Lalu bagaimana caranya agar mimpi kita untuk perbaikan ekonomi,perluasan kesempatan kerja, pengurangan pengangguran melalui dana desa bisa terwujud ?
Pertama, jika kebutuhan insfrastruktur memang sangat mendesak, maka pilihlah model padat karya, dimana pengerjaan prasarana fisik insfrastruktur melibatkan seluruh komponen masyarakat, terutama para penganggur sehingga perputaran uang dimasyarakat dan daya beli meningkat. Ciri khas padat karya adalah: (1). Model kegiatan padat karya, sesuai dengan namanya, adalah ditujukan untuk menyerap tenaga kerja dalam jumlah yang banyak serta mempunyai dampak manfaat bagi pekerja maupun masyarakat.
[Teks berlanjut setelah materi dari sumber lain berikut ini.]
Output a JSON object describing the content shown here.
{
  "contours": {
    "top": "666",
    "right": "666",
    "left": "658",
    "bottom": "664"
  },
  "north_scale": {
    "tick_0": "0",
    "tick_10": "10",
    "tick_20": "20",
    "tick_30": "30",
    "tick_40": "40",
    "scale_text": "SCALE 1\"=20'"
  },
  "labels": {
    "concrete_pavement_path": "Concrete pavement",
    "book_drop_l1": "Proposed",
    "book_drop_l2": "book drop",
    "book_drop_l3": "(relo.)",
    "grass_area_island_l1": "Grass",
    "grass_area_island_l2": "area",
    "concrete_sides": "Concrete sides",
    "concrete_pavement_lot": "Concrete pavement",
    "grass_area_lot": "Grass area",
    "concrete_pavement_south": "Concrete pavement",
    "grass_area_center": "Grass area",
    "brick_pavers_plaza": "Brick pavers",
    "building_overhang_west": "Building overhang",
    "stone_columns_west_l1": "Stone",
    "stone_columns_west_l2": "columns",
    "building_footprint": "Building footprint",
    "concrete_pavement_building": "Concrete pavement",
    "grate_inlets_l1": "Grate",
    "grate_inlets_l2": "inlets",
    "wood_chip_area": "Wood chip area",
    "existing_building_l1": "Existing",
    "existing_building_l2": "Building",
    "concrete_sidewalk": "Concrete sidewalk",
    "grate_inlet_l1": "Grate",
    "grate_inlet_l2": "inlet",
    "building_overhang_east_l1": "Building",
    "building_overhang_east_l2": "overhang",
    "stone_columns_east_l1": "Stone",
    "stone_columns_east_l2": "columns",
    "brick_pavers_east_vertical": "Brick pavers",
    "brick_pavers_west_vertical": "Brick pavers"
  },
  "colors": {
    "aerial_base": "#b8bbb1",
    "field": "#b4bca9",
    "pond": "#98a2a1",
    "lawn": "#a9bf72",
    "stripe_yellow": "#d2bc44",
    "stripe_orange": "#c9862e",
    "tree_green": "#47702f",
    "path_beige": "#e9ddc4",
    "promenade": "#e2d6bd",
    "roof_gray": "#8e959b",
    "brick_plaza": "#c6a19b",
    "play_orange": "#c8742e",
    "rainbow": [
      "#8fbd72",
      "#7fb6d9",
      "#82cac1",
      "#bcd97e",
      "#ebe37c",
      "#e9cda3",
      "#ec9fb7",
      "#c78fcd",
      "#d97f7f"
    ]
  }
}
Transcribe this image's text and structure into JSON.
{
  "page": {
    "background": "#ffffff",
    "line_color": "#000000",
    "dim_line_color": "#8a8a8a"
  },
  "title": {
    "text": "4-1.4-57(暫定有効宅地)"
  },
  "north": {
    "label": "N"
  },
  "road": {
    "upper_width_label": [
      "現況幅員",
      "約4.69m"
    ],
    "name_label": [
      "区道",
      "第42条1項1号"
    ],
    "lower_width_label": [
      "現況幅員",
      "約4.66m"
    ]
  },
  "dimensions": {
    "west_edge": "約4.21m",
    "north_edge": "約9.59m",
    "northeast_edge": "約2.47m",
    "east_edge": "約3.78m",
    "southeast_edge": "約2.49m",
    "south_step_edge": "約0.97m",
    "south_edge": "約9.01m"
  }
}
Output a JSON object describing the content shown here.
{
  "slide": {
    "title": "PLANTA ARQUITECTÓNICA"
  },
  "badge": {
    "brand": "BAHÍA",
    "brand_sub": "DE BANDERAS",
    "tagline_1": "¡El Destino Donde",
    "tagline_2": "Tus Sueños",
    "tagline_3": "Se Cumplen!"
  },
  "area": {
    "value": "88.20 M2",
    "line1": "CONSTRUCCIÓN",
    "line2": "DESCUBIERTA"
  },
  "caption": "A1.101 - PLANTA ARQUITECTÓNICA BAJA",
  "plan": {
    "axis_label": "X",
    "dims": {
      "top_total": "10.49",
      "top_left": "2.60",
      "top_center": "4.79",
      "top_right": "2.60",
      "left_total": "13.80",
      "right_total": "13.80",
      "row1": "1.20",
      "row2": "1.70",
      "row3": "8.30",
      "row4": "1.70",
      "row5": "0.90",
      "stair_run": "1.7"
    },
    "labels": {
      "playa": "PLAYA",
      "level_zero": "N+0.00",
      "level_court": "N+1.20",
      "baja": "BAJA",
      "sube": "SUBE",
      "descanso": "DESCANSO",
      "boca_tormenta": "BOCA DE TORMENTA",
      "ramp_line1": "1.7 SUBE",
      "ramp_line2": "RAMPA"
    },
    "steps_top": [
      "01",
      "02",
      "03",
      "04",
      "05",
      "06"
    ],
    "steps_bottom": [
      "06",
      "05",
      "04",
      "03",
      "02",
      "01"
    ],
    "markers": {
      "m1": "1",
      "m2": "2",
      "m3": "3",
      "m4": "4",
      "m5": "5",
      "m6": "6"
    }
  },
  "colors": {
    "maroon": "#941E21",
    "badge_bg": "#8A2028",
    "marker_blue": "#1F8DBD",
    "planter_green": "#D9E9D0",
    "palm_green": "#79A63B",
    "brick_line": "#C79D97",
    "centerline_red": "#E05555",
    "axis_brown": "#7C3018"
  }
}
Hal ini tentu saja sangat berbeda bila sarana dan prasarana fisik tersebut dikerjakan secara kontraktual oleh pihak ketiga, karena mereka akan menggunakan alat berat yang tentunya lebih efisien dengan melibatkan operator mesin dengan jumlah terbatas. (2). Ciri khas yang paling menonjol dari model padat karya adalah proporsi penganggaran yang lebih besar disediakan untuk uang perangsang kerja (Upah) yaitu sebesar 70 % - 60 % dan sisanya 30 % - 40 % diperuntukkan untuk bahan bangunan atau material lainnya.